The most common differential diagnosis was sHPT due to renal failure. This was expected, as renal failure is a common disorder and the prevalence of sHPT increases with the degree of kidney failure [35]. All cases with serum creatinine > 175 mmol/L and all patients from the dialysis clinic were excluded. The records of those who passed these gateways, but had a history of renal failure, were scrutinized further, and patients were excluded if the probability of sHPT was considered high.

Most of the patients studied did not have vitamin D values analysed, but those who had values <50 mmol/L were also excluded. Values below this level are possibly associated with sHPT [36]. When vitamin D subsequently was analysed in 15 patients in the final cohort, six of them had values below 50 nmol/L, proving the importance of excluding sHPT in this group. Some patients had received vitamin D substitution (even though no analysis of vitamin D levels could be found in their records). If, when followed up, the calcium and PTH values had normalized, these cases were also excluded. Obese patients were excluded, too, as they often suffer from vitamin D deficiency and sHPT, as were those with a history of bariatric surgery [25, 26]. A few patients had their urinary calcium tested, and those with low values were excluded even if the diagnosis of FHH was not confirmed with a family history or genetic testing. Hyperthyroidism is associated with mild hypercalcaemia [37], and even though a preserved PTH level was not expected, one patient with hyperthyroidism was excluded due to this reason.

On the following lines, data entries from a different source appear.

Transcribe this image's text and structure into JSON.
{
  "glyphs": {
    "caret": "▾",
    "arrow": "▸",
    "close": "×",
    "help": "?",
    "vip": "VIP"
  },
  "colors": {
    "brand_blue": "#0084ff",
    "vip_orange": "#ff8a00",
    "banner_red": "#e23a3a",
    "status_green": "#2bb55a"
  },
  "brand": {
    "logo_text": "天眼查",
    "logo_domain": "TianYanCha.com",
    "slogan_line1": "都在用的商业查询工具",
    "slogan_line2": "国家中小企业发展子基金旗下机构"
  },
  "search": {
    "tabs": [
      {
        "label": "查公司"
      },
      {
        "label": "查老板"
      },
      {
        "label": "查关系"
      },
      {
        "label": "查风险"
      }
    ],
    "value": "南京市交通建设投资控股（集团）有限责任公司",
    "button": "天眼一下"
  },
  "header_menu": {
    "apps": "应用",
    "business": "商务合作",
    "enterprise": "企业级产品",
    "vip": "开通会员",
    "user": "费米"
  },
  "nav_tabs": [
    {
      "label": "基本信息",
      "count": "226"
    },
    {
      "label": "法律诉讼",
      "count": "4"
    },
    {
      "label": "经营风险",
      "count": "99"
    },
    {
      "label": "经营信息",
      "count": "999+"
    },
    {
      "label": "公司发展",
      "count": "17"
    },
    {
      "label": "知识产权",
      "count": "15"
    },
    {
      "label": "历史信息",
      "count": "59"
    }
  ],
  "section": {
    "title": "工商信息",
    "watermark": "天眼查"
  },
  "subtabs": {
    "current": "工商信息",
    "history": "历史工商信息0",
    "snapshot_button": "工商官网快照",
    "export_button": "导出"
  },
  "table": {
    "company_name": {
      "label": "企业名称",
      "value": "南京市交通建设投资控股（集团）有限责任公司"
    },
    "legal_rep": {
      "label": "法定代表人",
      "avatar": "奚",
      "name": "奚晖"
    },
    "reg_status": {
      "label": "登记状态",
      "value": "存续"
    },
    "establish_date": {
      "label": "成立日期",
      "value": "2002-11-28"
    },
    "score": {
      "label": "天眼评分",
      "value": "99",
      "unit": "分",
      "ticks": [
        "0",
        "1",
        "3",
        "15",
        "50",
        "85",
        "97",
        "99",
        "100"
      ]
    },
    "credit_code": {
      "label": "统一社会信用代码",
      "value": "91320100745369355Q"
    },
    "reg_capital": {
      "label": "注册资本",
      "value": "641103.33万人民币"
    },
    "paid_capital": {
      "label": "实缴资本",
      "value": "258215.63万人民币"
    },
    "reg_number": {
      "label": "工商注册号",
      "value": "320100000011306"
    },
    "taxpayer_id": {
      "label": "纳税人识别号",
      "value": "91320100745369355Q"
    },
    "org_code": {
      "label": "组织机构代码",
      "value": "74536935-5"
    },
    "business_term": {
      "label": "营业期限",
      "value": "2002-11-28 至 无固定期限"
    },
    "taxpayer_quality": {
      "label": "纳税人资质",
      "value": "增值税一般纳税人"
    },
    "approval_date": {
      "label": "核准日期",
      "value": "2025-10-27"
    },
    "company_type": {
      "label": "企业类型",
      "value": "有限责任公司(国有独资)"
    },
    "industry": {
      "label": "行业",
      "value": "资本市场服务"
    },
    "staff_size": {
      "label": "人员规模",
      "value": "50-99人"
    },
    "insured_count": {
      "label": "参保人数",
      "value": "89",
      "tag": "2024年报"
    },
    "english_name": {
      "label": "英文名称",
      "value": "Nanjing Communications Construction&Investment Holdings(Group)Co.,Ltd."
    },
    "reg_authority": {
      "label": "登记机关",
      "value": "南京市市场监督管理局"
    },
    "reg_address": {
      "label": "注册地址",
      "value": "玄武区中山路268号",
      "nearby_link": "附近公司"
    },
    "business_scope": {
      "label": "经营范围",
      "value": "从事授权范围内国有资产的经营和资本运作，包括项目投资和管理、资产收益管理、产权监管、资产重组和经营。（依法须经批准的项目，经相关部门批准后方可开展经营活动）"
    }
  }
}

Finally, patients with a record of severe illnesses were excluded. If no severe symptoms or signs of pHPT are present, these patients are normally excluded from surgical treatment and follow-up and the guidelines do not apply to them.

The exclusion process consisted of reviewing records, medications and BMI, and repeating tests of serum calcium, PTH and creatinine levels. In the final cohort, there might still be some falsely diagnosed patients with pHPT, since no analyses of vitamin D values or total urinary calcium levels were performed. On the other hand, no further investigations of the excluded patients have been done and it is reasonable to assume that several of the excluded patients still have pHPT. For example, obesity does not exclude pHPT, both diseases being quite common.

Patients with biochemically determined, mild pHPT are not investigated or followed up properly. The high proportion of patients presenting with biochemically determined, mild pHPT underlines the importance of providing local instructions to ensure that patients are investigated and followed up according to the most recent international guidelines.